NinerNet Communications™
Blog

Corporate Blog

Help! My email account is running out of space!

19 February 2024 05:39:00 +0000

Occasionally, and even more often lately, we’re asked — usually indirectly, because the “question” is more the statement that is the title of this blog post — about disk-space management when it comes to the limited email quotas that exist in every email account in the world, despite claims of “unlimited” this and “unlimited” that made by shyster hosting companies the world over.

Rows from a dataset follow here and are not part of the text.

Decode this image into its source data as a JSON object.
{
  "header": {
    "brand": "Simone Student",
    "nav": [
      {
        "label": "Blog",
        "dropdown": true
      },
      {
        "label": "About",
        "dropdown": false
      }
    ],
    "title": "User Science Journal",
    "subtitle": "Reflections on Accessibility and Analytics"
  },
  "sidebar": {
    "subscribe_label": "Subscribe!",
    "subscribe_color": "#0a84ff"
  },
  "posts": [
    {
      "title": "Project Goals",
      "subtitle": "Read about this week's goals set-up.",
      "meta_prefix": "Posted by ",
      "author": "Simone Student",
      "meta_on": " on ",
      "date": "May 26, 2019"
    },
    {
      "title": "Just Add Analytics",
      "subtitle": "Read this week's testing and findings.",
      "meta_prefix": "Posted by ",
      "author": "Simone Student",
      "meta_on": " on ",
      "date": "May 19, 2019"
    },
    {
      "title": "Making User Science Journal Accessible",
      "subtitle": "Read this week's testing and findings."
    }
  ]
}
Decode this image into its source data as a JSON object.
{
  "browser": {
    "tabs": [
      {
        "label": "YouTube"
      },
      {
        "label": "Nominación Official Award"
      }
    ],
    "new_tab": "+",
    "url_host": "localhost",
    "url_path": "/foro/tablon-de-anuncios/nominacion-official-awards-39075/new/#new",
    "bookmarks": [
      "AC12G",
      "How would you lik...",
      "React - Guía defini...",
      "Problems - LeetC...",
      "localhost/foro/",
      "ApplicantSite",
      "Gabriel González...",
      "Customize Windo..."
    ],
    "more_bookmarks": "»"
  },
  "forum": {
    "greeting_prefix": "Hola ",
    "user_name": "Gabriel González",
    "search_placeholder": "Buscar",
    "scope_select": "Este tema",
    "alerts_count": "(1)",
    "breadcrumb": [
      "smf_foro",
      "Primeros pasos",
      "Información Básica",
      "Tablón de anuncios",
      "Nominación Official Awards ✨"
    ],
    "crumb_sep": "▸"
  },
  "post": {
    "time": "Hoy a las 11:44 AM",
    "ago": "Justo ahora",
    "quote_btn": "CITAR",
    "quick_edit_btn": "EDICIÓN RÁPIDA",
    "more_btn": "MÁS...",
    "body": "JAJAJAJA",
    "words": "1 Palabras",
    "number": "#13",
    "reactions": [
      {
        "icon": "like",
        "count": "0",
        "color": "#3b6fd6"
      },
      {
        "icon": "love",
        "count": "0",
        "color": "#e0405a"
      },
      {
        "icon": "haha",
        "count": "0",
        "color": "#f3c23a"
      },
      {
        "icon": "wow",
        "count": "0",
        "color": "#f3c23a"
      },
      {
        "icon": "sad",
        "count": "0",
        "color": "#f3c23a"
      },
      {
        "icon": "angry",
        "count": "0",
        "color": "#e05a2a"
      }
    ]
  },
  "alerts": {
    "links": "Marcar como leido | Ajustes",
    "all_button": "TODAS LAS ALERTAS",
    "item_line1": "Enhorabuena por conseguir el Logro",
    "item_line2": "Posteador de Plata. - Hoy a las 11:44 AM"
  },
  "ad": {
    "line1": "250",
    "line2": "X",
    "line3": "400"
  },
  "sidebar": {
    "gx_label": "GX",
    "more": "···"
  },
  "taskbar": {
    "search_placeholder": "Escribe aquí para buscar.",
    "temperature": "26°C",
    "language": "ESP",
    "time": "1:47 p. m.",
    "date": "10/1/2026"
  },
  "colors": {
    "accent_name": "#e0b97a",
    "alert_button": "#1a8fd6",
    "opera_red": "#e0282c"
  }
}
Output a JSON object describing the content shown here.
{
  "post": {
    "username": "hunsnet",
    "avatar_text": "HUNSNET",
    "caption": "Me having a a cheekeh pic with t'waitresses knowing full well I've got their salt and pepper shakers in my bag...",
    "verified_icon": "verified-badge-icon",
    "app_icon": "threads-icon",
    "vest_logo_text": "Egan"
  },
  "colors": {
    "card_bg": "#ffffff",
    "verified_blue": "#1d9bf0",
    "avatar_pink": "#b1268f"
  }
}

Contrary to popular belief, you are not obligated to delete messages; you only have to move them off of the server. You can very easily do this in any full-featured email program by creating folders that are on your hard drive, as opposed to the server. Then you can archive messages by dragging them to your “local” folders, which moves the messages off of the server onto your local hard drive.

We really should create some detailed instructions on our website for this, as we’re finding this come up more often. For now though we’ll point you to this link:

Here it shows you how to create local folders, which it also calls “personal” folders for some reason, perhaps because of Microsoft’s terminology. This will mean that you will continue to have these messages (they’re not deleted), but they just won’t be available in the webmail or whenever you’re accessing your email that is stored on the server itself, such as possibly on your phone.

It refers to this page on the Microsoft website:

The video there seems to be a good summary of what you need to do. There’s a warning at the top of the page that states, “Support for Office 2013 has ended”, but the same principle applies even if the actual technique of creating local/personal folders has changed more recently in Outlook, or if you’re (very smartly) using a different email program. It has been years since I did this in Outlook myself for a client, but it works very well.

I do the same about monthly on my own computer. Once a month I archive all emails from two months previously into “local” folders on my own hard drive, thereby freeing up space on the server. The local folders are organised by year and month, so they look like this:

  • 2023
    • January
    • February
    • March
    • etc.
  • 2024
    • January (to be created in March)
    • February (to be created in April)
    • March (to be created in May)
    • etc.

Then, next month (March, since this is being posted in February), I will just drag all of the emails I received in January into the local “January” sub-folder under the 2024 folder. I also create a folder hierarchy for my sent messages, organised in the same way by year and month. This way I always have this month’s and last month’s emails on the server (and available on my phone or in the webmail), and anything before that on my own hard drive. However, you can archive messages by any scheme you desire, not just by date. And, of course, if there are special messages that you want available on the server at any time, just move or copy them into folders you create on the server.

We’re all used to being aware of the fact that our hard drives are finite, even though they grow exponentially every time we buy a new machine, so we don’t save every awesome cat video we see and install software as if there’s a race to install all the software we can before we die. It’s the same with our email accounts, although on a much smaller scale.

Yes, it’s great that we can use IMAP on multiple machines or devices to have access to all past messages wherever we are at any given moment. But do we really need access to that message from 18 October 1987? Sure, there may be the occasional need to have access to a really old message — especially in industries where that is regulated by law — but not necessarily at our fingertips 24/7.

We hope that helps you understand how email works. And this applies to all email accounts with all providers, even Gmail. Daily (including at this very moment as I write this) we see outgoing messages queued on our mail server for Gmail accounts that are full. Usually they bounce after a few days unless the Gmail account owner clears up some space, usually using the technique above.

If you have any questions at all about this, and you are a NinerNet client (or want to be), please feel free to contact NinerNet support. Thank-you.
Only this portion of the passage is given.